The aim of Te Puia is provide a feel for everyday life as it was in the past. So we were able to see traditional arts and crafts and typical tools in the context of their daily experience. I was very much taken by the young men who were learning to carve as their ancestors did though aided by using more modern chisels etc. Another fascinating fact our guide told us was the pine timbers that they use do not have the traditional rings that other timbers have so the carvers have to learn to go with the grain – something I recall being told as I was learning my trade as a carpenter.

The Maori’s also devised a method of producing fine thread from flax fibre from which they wove garments and other items of extraordinary beauty. The weaving school trains students in the art and skills of this traditional weaving. What is also fascinating is as these young men and women are learning these crafts they are a being educated. Our guide was a very strong advocate of not learning the theory then applying it. He says the Maroi’s approach has always been different by experiencing it practically then learning the theory. It appears the Education Dept in NZ is beginning to adopt this approach throughout the education system.

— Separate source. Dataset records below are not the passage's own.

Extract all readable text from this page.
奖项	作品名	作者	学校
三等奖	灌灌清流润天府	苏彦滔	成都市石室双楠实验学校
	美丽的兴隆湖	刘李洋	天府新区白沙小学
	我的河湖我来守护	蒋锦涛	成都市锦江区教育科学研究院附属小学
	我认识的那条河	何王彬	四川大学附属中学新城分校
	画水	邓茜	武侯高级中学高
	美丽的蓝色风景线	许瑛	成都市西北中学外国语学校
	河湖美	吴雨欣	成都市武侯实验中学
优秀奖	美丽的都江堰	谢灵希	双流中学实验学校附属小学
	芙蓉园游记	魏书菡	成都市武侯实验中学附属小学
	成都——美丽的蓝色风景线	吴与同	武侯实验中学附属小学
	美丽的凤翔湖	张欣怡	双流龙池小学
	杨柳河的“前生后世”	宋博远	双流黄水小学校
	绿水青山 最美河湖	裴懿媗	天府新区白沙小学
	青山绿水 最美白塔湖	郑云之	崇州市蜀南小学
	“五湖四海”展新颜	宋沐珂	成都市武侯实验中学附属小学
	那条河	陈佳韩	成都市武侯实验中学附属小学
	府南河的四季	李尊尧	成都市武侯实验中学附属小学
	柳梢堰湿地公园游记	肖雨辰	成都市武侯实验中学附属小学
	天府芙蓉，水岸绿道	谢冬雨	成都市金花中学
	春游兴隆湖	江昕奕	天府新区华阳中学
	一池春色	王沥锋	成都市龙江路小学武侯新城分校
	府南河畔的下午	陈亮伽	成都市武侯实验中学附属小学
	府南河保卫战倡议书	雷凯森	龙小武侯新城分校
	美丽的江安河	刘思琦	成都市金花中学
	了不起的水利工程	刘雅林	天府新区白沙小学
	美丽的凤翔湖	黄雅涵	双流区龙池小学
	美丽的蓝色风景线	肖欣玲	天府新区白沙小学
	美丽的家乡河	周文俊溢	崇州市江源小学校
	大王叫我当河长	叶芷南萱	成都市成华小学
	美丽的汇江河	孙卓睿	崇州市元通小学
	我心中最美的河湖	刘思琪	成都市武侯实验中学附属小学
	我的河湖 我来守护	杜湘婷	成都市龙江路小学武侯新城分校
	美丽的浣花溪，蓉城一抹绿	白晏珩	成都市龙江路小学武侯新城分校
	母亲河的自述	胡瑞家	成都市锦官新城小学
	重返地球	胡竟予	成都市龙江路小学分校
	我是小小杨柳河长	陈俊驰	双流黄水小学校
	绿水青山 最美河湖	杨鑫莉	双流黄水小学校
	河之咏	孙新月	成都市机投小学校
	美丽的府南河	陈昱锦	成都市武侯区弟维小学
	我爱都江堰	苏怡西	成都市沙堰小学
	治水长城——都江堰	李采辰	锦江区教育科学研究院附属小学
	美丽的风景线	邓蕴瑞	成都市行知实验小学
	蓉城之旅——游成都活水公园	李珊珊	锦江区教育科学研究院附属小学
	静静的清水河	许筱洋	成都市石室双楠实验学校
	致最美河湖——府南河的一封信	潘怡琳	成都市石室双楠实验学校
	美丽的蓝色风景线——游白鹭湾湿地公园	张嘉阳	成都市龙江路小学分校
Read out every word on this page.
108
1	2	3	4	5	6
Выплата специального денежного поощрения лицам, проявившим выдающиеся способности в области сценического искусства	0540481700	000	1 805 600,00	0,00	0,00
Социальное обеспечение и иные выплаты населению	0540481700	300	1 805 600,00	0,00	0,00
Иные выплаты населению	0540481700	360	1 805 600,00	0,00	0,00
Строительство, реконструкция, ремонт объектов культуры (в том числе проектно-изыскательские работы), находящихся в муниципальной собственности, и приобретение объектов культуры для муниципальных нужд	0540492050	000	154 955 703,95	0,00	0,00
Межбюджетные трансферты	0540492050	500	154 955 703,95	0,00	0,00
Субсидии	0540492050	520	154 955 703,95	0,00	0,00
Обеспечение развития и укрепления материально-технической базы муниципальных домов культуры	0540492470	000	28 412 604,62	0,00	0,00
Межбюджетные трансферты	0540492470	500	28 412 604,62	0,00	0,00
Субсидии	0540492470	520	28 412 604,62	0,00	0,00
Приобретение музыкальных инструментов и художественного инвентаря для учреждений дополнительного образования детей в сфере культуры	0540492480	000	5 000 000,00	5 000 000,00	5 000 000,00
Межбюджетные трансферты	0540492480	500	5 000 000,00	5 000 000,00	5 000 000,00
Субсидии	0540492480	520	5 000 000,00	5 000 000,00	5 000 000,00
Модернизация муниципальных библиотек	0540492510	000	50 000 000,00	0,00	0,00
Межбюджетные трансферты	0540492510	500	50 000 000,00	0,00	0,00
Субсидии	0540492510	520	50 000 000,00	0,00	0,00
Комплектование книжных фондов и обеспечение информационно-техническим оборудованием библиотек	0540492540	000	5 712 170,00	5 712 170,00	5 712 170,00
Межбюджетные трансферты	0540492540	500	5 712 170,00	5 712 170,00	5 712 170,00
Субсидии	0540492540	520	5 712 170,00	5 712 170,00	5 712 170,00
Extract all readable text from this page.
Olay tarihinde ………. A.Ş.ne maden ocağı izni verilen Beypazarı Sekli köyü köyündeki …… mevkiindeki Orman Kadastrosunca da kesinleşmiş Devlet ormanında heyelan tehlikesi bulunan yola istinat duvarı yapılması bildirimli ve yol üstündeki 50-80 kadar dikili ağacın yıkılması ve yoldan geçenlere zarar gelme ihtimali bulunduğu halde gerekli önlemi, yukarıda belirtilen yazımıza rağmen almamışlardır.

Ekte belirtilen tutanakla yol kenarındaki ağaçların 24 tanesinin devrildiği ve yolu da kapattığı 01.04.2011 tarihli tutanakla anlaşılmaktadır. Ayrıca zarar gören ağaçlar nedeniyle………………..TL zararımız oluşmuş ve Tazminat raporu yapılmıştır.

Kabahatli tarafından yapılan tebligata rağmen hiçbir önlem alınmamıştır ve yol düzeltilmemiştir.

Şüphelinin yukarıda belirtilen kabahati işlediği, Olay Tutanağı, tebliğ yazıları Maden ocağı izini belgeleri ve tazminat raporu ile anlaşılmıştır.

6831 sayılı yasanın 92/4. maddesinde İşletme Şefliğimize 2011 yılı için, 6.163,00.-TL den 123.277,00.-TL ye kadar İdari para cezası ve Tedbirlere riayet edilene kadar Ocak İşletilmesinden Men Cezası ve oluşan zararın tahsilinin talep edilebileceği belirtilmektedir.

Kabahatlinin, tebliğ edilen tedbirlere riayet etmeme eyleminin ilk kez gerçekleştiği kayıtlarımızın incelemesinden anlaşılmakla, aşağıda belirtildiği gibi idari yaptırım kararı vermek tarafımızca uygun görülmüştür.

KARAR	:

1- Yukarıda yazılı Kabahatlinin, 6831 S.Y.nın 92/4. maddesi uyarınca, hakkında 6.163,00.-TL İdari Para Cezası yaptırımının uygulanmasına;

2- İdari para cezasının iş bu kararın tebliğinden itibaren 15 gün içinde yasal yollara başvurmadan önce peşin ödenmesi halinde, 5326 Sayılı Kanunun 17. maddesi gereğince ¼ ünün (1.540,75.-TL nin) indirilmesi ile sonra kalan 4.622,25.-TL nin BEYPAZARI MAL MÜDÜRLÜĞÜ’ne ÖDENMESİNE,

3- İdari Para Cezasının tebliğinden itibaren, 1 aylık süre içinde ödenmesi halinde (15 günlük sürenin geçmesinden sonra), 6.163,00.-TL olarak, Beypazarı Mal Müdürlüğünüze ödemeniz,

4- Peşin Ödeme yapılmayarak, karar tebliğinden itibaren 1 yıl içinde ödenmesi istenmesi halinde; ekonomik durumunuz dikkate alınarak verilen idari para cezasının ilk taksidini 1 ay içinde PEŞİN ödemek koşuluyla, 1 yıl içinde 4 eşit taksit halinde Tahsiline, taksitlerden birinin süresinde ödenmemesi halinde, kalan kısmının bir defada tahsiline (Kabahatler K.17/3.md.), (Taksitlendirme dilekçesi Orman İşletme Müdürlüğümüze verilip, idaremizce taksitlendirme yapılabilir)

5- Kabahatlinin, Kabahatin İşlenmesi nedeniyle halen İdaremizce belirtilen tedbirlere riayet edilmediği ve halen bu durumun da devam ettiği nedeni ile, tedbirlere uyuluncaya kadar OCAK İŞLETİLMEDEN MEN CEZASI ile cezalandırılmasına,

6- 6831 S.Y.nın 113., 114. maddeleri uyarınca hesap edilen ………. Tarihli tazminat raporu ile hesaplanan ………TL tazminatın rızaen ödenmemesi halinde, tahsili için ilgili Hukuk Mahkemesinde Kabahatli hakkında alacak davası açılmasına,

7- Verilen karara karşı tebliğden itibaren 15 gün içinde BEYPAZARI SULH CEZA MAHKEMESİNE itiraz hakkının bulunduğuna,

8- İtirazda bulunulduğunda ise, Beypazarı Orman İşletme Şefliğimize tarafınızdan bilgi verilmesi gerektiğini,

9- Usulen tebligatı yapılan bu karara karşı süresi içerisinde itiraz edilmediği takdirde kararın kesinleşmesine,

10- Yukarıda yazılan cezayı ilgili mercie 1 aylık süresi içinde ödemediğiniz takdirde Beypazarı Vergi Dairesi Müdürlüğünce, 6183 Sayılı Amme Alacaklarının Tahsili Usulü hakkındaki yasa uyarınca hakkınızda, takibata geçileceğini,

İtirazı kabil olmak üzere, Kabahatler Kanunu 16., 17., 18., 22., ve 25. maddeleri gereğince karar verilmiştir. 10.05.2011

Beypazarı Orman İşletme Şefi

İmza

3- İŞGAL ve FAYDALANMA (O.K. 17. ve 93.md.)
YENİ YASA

We had a rare opportunity to see NZ’s national bird which is the endangered Kiwi. I’m not a great supporter of keeping wild animals in captivity but when you understand the high risk of this bird becoming extinct it is difficult to argue against something being done to protect them. Our guide explained why the Kiwi is held in such high esteem by the Maori’s and that their feathers are prized for the cloaks of chiefs.

So it was on to view the Nga Mokai-a-Koko a boiling mud pool whose name means the pets or play things of Koko who was a notable chief of the Rotowhio Pa!!! This mud pool is the result of acid gases and steam that cause the decomposition of minerals to form a clay called Kaolin. Our guide explained to the females that it is excellent for dealing with wrinkles, though the treatment takes up to 3 weeks!!!

Just around the corner from the mud pool was the world famous Pohutu Geyser. It is the largest of several geysers in the valley and it erupts on average once or twice every hour and can reach heights of 30 metres (100 feet). Later on in the evening after our meal we were taken back to the geyser to view it in all it’s splendour lit up against the darkness of the night – what a spectacular sight.

So it was then on to an indepth experience of the customs and traditions of the Maori which included a traditional powhiri (the welcoming ceremony) where one of our party was elected as our chief and he was to be greeted by a warrior’s challenge. His role was to pick the leaf that had been placed on the ground by a very menacing warrior. If he did this then it showed that we were there in peace and we would be invited by our hosts into their meeting house. Thankfully he did as if he refused to pick it up would have meant we were their to fight and I for one was not up to getting into combat with this warrior!!!

What followed was 30mins of entertainment, which involved dancing, singing of the highest standard – these Maori’s certainly know how to sing. Then it was the Haka – this was the moment I had been waiting for, to be up close as these warriors performed the full Kapa Haka. What a sight and even the Maori women join in and they looked scary with their piercing eyes and menacing looks. Now I know why opposing rugby sides get all wound up as they face the All Blacks – it is very intimidating but for me real theatre as well.

Following this great concert we were taken through to the eating area to what I can only describe as a first-class buffet meal with cuisine that incorporates indigenous ingredients, traditional hangi-cooked food (cooked on hot stones underground. We had seen this earlier on in our tour as they took the food out that had been cooking). There was so much variation of food, meat, fish, seafood, vegetarian salads, a sweet cart that had so many options. All washed down with either local beer of wine. Our hosts were outstanding and at times the waitresses broke into song as they were serving. On one such occasion the whole room fell quiet as one of the ladies sang a typical Maori blessing – a very moving experience.

So our busy day had come to an end and we got back to our camper-van quite tired but still buzzing with the excitement of what we had experienced throughout the day.